The Lowrance is, again, used primarily by Crews for waypoint management, relaying the same waypoints to the front deck of the boat that he marked on the HDS-12 at the console. He’s also able to drop waypoints on the Lowrance at the front of the boat that will then show up on his dash-mounted HDS-12.
Crews runs a Garmin on the front of his boat primarily for their forward-facing sonar called LiveScope.
“They were the original and they have more options to really be able to dial up your picture,” Crews said. “Lowrance caught up, but they came out with a slightly different product. There are not as many adjustments to make on the Lowrance ActiveTarget and it’s a little narrower cone angle, but it’s a very good picture and you can see what you want to see. It’s almost like down imagining but in forward. It’s a very good product, but it’s a slightly different product from Garmin’s LiveScope.”
LiveScope also alleviates many of the issues that might otherwise arise from Crews choosing to graph with the Humminbird unit and mark waypoints with the Lowrance. If the waypoints aren’t in exactly the right place, it’s not a really big deal anymore.
With LiveScope, you don’t really need waypoints that are as accurate because you’re not trying to triangulate to find a piece of cover anymore based on the waypoint on a map. Now, as long as the waypoint can help you get the boat close to the cover, you can then simply start panning around with forward facing sonar and locate the piece of cover quickly, without relying on the GPS waypoint to try to make an accurate cast like you would have in the past.
“I also have Humminbird 360 Imaging and LakeMaster on the bow front to be able to see the layout of the area I’m fishing,” Crews said.
Humminbird offers a product called 360 Imaging that gives the angler a broad (360-degree) view of everything that’s around the boat.
“I may be trying to fish a laydown on the bank and not even know there’s a big grass patch off to my left,” Crews said.
Given this scenario, Crews would have no reason to turn his trolling motor to the left, so the chances of him accidentally locating the grass clump with his forward-facing sonar are slim. But with Humminbird 360 Imaging running, things are different.
“I look down and checkout 360 Imaging and go, ‘Man, that looks like grass.’”, Crews explained. “Then I’ll turn LiveScope over there and go, ‘Oh, it is grass. Look at that!’”
Crews uses his Humminbird 360 Imaging and Garmin LiveScope in tandem, kind of like you would a ceiling fan light and a flashlight if you were looking for something in your room. The ceiling fan light would cause the thing in the corner of the room to catch your eye, but then you’d take the flashlight and point it directly at it to get a better look at what’s over there.
For many of us, the idea of a “perfect set up” like this is a little bit out of reach financially at this point in time. It is interesting, however, to hear the insights of a professional fisherman break down exactly why he prefers one company’s technology to another. In time, the technology will become more readily available and comparable from one company to another and competition should, in theory, drive the price down a bit.

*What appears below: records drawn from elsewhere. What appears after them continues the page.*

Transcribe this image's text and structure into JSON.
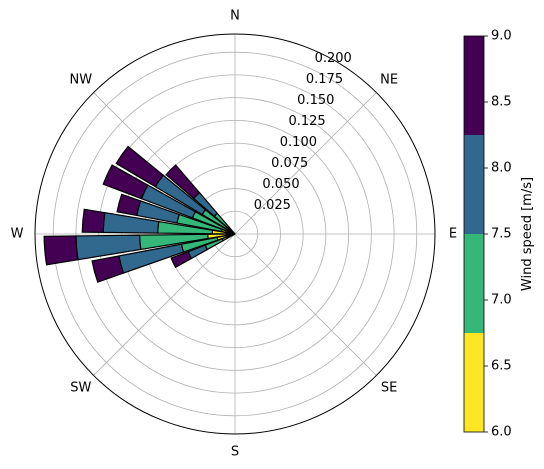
{
  "chart_data": {
    "type": "polar-bar",
    "title": "",
    "directions": [
      "N",
      "NE",
      "E",
      "SE",
      "S",
      "SW",
      "W",
      "NW"
    ],
    "radial_ticks": [
      "0.025",
      "0.050",
      "0.075",
      "0.100",
      "0.125",
      "0.150",
      "0.175",
      "0.200"
    ],
    "radial_range": [
      0,
      0.22
    ],
    "grid": true,
    "bar_edge_color": "#000000",
    "speed_bins": [
      {
        "range": [
          6.0,
          6.75
        ],
        "color": "#fde725"
      },
      {
        "range": [
          6.75,
          7.5
        ],
        "color": "#35b779"
      },
      {
        "range": [
          7.5,
          8.25
        ],
        "color": "#31688e"
      },
      {
        "range": [
          8.25,
          9.0
        ],
        "color": "#440154"
      }
    ],
    "bars": [
      {
        "direction_deg": 245,
        "values": [
          0.015,
          0.02,
          0.02,
          0.02
        ]
      },
      {
        "direction_deg": 255,
        "values": [
          0.02,
          0.04,
          0.07,
          0.03
        ]
      },
      {
        "direction_deg": 265,
        "values": [
          0.03,
          0.075,
          0.07,
          0.035
        ]
      },
      {
        "direction_deg": 275,
        "values": [
          0.025,
          0.06,
          0.06,
          0.023
        ]
      },
      {
        "direction_deg": 285,
        "values": [
          0.015,
          0.05,
          0.045,
          0.022
        ]
      },
      {
        "direction_deg": 295,
        "values": [
          0.01,
          0.04,
          0.06,
          0.045
        ]
      },
      {
        "direction_deg": 305,
        "values": [
          0.012,
          0.03,
          0.06,
          0.05
        ]
      },
      {
        "direction_deg": 315,
        "values": [
          0.01,
          0.02,
          0.03,
          0.04
        ]
      }
    ],
    "colorbar": {
      "label": "Wind speed [m/s]",
      "ticks": [
        "6.0",
        "6.5",
        "7.0",
        "7.5",
        "8.0",
        "8.5",
        "9.0"
      ],
      "range": [
        6.0,
        9.0
      ]
    }
  }
}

If you are at a place where you can afford to rig your boat anyway you want, you have lots of options out there these days. Hopefully this insight from Crews will help you understand more about each product.
But remember, the technology is ever evolving. Just as soon as this piece is published, additional research will likely be necessary to ensure one of these front runners haven’t introduced a new piece of hardware or some software update that has elevated their game to a whole new level.
The arms race is still going strong. What will they think of next?